Ottawa has reached a significant milestone in the national effort to build more affordable homes: the National Capital Commission (NCC) has signed its first-ever lease agreement for an Ottawa-Gatineau property listed on the Canada Public Land Bank.

The deal covers a vacant lot at 1460 Riverside Drive — a piece of underutilized federal land that will now be put to work helping ease Ottawa's housing affordability crisis.

What Is the Canada Public Land Bank?

The Canada Public Land Bank is a federal initiative designed to identify and make available surplus or underused government-owned land for affordable housing development. Rather than selling these properties outright, the government can lease them to housing providers at below-market rates — keeping long-term control of the land while enabling the construction of desperately needed homes.

The NCC, which manages a large portfolio of federal lands in the National Capital Region, has been working to identify which of its properties could be suitable for housing. The 1460 Riverside Drive lot is the first to cross the finish line with an actual signed lease.

Why This Matters for Ottawa Residents

Ottawa's rental market has been under serious strain for years. Average rents have climbed steadily, vacancy rates have remained low, and the waitlist for subsidized housing continues to grow. Initiatives that unlock new land for affordable development — without the enormous upfront cost of purchasing property — are seen as one of the most practical tools available to governments at all levels.

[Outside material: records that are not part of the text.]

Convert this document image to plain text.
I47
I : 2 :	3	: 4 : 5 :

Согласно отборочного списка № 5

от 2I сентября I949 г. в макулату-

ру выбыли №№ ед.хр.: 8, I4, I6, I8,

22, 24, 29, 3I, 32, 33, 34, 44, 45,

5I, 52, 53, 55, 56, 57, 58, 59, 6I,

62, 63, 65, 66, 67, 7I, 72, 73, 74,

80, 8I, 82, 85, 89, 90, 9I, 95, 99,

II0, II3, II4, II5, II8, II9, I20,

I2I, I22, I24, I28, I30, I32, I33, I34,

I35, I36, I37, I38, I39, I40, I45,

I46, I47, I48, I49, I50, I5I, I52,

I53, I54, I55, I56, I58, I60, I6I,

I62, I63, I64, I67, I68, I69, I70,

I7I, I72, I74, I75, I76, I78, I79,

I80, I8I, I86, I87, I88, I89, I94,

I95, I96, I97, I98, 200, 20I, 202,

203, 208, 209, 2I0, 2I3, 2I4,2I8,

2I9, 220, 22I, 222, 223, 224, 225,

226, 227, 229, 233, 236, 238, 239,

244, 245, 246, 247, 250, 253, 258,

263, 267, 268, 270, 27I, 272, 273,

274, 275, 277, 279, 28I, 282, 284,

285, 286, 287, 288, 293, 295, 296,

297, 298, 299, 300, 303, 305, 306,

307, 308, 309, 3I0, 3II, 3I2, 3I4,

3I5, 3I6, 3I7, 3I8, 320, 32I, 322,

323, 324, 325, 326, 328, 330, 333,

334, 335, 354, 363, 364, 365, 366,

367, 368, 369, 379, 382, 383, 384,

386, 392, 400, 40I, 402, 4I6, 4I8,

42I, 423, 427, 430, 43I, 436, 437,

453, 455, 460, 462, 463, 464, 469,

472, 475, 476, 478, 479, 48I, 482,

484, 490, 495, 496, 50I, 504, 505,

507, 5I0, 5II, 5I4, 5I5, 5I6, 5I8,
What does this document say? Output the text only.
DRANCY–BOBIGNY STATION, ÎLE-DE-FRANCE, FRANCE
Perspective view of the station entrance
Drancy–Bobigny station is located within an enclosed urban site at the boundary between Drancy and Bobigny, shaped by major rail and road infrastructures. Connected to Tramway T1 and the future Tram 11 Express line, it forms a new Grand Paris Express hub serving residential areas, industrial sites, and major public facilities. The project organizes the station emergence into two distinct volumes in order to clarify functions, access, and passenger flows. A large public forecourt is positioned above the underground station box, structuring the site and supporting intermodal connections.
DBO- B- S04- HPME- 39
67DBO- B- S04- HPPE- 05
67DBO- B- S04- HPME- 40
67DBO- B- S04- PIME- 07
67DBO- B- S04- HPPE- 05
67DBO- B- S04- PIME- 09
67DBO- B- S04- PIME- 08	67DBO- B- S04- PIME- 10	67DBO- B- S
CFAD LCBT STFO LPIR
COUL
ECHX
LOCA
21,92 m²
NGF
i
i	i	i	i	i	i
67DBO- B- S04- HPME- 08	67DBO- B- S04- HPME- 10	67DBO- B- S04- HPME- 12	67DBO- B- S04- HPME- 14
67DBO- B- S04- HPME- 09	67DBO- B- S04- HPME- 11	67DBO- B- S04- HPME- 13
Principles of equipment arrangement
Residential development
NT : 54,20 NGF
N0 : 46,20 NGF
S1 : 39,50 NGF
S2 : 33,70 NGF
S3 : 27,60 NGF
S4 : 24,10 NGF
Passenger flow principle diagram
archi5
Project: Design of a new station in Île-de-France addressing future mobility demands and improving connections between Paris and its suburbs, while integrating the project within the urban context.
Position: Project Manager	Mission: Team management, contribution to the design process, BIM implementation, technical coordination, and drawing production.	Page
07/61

By leasing federal land rather than selling it, the arrangement ensures the lot at Riverside Drive stays dedicated to affordable housing for the long term. Future governments or developers can't simply flip the property for market-rate condos down the road.

What Comes Next at 1460 Riverside Drive

Details on what will be built at the Riverside Drive site — including the number of units, the housing provider involved, and a construction timeline — have not yet been fully disclosed. But the signing of the lease is the critical first step that moves the project from planning into reality.

For Ottawa residents and housing advocates, the deal is an encouraging signal that the land bank concept is moving beyond paper promises. The NCC's willingness to be the first in the Ottawa-Gatineau region to complete a lease under this framework could pave the way for similar agreements on other federal properties across the city.

A Model Worth Watching

Housing advocates across Canada have been closely watching whether the Public Land Bank would translate into actual shovels in the ground — or remain another well-intentioned federal announcement without follow-through. Ottawa's Riverside Drive deal suggests the machinery is finally starting to move.

If successful, this model could be replicated on other NCC-managed parcels throughout the capital region, potentially unlocking dozens of sites for new affordable units in the years ahead.

For Ottawans who've been watching housing costs climb while affordable options shrink, this lease is a small but meaningful win — proof that federal land can be part of the solution.